Lamenting on the poor road network in Nkari, Obong Udo told our correspondent, “Even the road network is bad. If the road was good, motorcycles would ply this road. But there is no good road in the village, and it is a very big problem. We heard that the government planned to construct this road, Mbiabong/Nkari/Mbente/Ohafia road.
“However, the dry season has started and nothing has been done. The other axis, from the market area to my village, Ifa, the access road to Okwa along Ikot Ekpene, Umuahia Road, which was in the budget in 2018, nothing has been done, the two and a half pillars out of 13 pillars for that brick work has been done. We are suffering. The other road, with a bridge connecting us with Abia State, was destroyed by the Biafrans, it has not been rehabilitated.
“We are just in a recluse because all the communities in this clan are bounded by Igbo neighbours from Abia State.
“We are really suffering in this part of Akwa Ibom, nothing meaningful from the government. Our only health centre since it was renovated, no equipment, nothing.”
Also speaking, Hon Okon Joseph Akpan, Caretaker of Gateway to Nkari said: “We have been involved in crisis with our Ikwuano neighbours in Abia State and because of that, on May 20, 2020, they planned an annexation to this community but God said no, and it has been a big battle.
“We saw hell, and we were strangulated, with a lot of psychological and emotional problems that we passed through. We need the government to help us revive our education and health, both in manpower and facilities.”
On his part, Mr Utin Okon, Supervisor, Political and Chieftaincy, Ini LGA disclosed that some teachers posted to the school sought transfer, while some bluntly stayed away.
His words, “The excuse was that there was a crisis but the crisis has long ceased. The crisis ceased over a year ago. We have signed an agreement with the Commander, Military Base in Ibawa that there would be no more problems, the youths have stopped making trouble, no more fighting. That is why you see them coming to clear this place so that academic activities would begin.
“We and Abia State signed an inter-State accord. We have said nobody should enter the land in dispute until the National Boundary Commission comes and demarcates the land.

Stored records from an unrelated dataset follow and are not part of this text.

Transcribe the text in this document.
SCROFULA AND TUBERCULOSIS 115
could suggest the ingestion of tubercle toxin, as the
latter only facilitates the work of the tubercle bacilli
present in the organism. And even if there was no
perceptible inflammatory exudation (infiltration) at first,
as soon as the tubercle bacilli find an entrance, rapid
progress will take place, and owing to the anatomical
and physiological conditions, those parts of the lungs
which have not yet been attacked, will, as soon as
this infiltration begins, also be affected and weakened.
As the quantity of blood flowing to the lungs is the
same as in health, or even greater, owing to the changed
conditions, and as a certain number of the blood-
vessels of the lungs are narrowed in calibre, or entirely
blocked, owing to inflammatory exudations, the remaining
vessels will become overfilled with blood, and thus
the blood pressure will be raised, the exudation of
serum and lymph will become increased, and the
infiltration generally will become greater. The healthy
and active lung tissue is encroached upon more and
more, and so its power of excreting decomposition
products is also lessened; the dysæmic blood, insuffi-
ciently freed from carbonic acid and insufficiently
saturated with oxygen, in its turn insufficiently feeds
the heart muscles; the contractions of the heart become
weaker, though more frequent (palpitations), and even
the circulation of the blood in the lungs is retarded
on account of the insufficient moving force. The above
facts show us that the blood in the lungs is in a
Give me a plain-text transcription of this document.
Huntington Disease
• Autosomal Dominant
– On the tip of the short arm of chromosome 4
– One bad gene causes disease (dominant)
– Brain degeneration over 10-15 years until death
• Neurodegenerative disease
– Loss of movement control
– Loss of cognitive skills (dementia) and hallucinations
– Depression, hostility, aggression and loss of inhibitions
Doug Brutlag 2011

“Actually, I don’t want anybody to claim that I own this place, I want that place to be used either for Federal Government school, hospital or anything viable for the government. So nobody can come and say this is my own.
“I have worked with the LG Chairman for 7 years for the development of this community. I want the government’s presence in this community. Unfortunately, we have never for once, had a representative from this community in government.”
Asked what they want from the government, Okon said, “what we want now is for the government to send teachers to our school so that our children can resume studies.”
However, in a chat with a board member, State Universal Basic Education Board (SUBEB), Sir John Udoh, he attributed the refusal of the teachers posted to Nkari to assume duties to fear of being killed.
He disclosed that the board would set up a Disciplinary Committee to bring to book teachers who were transferred to schools but refused to resume in their new places of assignment.
Udoh further disclosed that the SUBEB management was considering posting teachers who are natives of the Nkari clan to schools within the communities.
An educationist and guidance and counsellor in one of the private schools in the State, Mrs Vitoria Osiri, who described the situation as unfortunate, expressed fear that lack of education in the community would create more danger than the war itself and called on the government to have the will to ensure that teachers posted to the schools remain and their safety guaranteed.